$10 billion hedge fund SAC indicted on fraud charges

One of Wall Street’s top stock trading firms was handed a huge defeat on Thursday after a federal grand jury indicted SAC Capital Advisors on fraud charges.
According to the indictment SAC both obtained on inside
information and traded on it between 1999 to 2010, boosting
returns for investors along with fees for the firm. The charges
also allege that the insider trading scheme ran into the very
core of the firm, involving portfolio managers, research analysis
and dozens of publicly traded companies.
The case has been closely followed by the finance world due to
the potential blowback against SAC founder Steve A. Cohen, the
billionaire hedge fund manager that has so far eluded indictment,
including in today’s filing in a Manhattan federal court.
The US Securities and Exchange Commission has, however, already
filed civil charges against Cohen, the 35th richest man in the US
according to a 2011 Forbes ranking, for what it said was a
failure to adequately supervise the people at his firm.

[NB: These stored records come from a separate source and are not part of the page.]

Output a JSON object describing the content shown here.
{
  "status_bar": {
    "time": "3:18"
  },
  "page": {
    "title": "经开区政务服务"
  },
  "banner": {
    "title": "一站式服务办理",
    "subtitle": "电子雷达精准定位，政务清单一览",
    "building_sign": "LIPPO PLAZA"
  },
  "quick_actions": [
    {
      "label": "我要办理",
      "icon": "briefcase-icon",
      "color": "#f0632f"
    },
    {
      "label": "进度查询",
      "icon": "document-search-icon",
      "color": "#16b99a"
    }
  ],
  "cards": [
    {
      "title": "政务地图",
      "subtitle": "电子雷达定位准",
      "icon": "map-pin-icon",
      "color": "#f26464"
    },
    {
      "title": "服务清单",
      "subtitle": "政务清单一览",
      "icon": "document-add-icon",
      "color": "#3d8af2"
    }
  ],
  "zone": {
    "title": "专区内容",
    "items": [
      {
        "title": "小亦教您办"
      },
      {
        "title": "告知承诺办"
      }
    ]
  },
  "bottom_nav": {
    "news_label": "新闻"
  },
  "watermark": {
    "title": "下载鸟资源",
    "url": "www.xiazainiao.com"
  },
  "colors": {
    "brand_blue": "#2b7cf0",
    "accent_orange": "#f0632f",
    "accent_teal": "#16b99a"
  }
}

US Attorney Preet Bharara said at a news conference on Thursday
that SAC was "a magnet for
market cheaters."
FBI Assistant Director George Venizelos echoed that sentiment,
saying that "this is a case
about corporate conduct and corporate responsibility. SAC Capital
and its management fostered a culture of permissiveness. SAC not
only tolerated cheating, it encouraged it."
The indictment against SAC, which oversees some $10 billion worth
of assets, alleges that the firm intentionally recruited
portfolio managers and analysts that had proven access to public
company contacts with insider information. Those managers and
analysts were then not second guessed when they made trading
recommendations that seemed clearly rooted on insider
information.
The "relentless pursuit of an
information 'edge' fostered a business culture within SAC in
which there was no meaningful commitment to ensure that such
'edge' came from legitimate research and not inside
information," reads Thursday’s court filing.
"The predictable and
foreseeable result, as charged herein, was systematic insider
trading by the SAC entity defendants resulting in hundreds of
millions of dollars of illegal profits and avoided losses at the
expense of members of the investing public."
With the indictment, analysts believe that SAC is essentially
being put out of business by federal investigators. Along with
the charges the government is also looking to force SAC to
surrender any fraud-related profits.
Though Cohen still retains a personal fortune of around $9
billion, according to Charles Gasparino, author of the book
Circle of Friends which follows the federal investigation
trailing Cohen, that fortune may not remain intact for long.
“Since most of the money now in
SAC is Cohen’s, that means his net worth could take the hit and
that hit could amount to billions,” wrote Gasparino on
Thursday.

The indictment filed on Thursday does seem to indicate that
federal investigators have every intention of pursuing Cohen in
the future.
“In particular, at all relevant
times the SAC Owner required each [portfolio manager] to share
‘high conviction’ investment ideas–i.e., the investment
recommendations in which the SAC [portfolio managers] had the
greatest confidence –with the SAC Owner. In fact, providing such
ideas to the SAC Owner was an express part of a SAC PM’s duties
and was emphasized to SAC [portfolio managers] in the hiring
process and once working at SAC.”
The case is said to be the most aggressive yet by the top federal
prosecutor in New York, Preet Bharara, who has overseen a
crackdown on insider trading cases.
Though grassroots movements like Occupy Wall Street have long
demanded that bankers be held accountable for corruption,
claiming that the federal government is not doing enough to
prosecute white collar criminals, Wall Street was stunned
nonetheless when a series of criminal insider trading charges
emerged in 2009.
In one of the biggest cases involving insider trading Raj
Rajaratnam, the founder of the Galleon Group hedge fund, was
sentenced to 11 years in prison on October of 2011. Prior to its
collapse in 2009 on the heels of an insider trading
investigation, Galleon was one of the largest hedge fund
management firms in the world, managing over $7 billion worth of
investments.
In light of guilty pleas made by former SAC employees following a
series of civil actions pushed by the SEC, the firm had already
lost between $5 and $6 billion from major financial players
including Blackstone Group and Citigroup. Now that the indictment
has been filed, that exodus is only expected to accelerate.
SAC, which is based in Stamford, Connecticut, currently has 1,000
employees around the world. As recently as Wednesday the company
was still putting on a brave face despite news of the looming
indictment emerging earlier in the week, reported the Times.
“The firm will operate normally
and we have every expectation that will be the case going
forward,” read a memo to employees on Wednesday.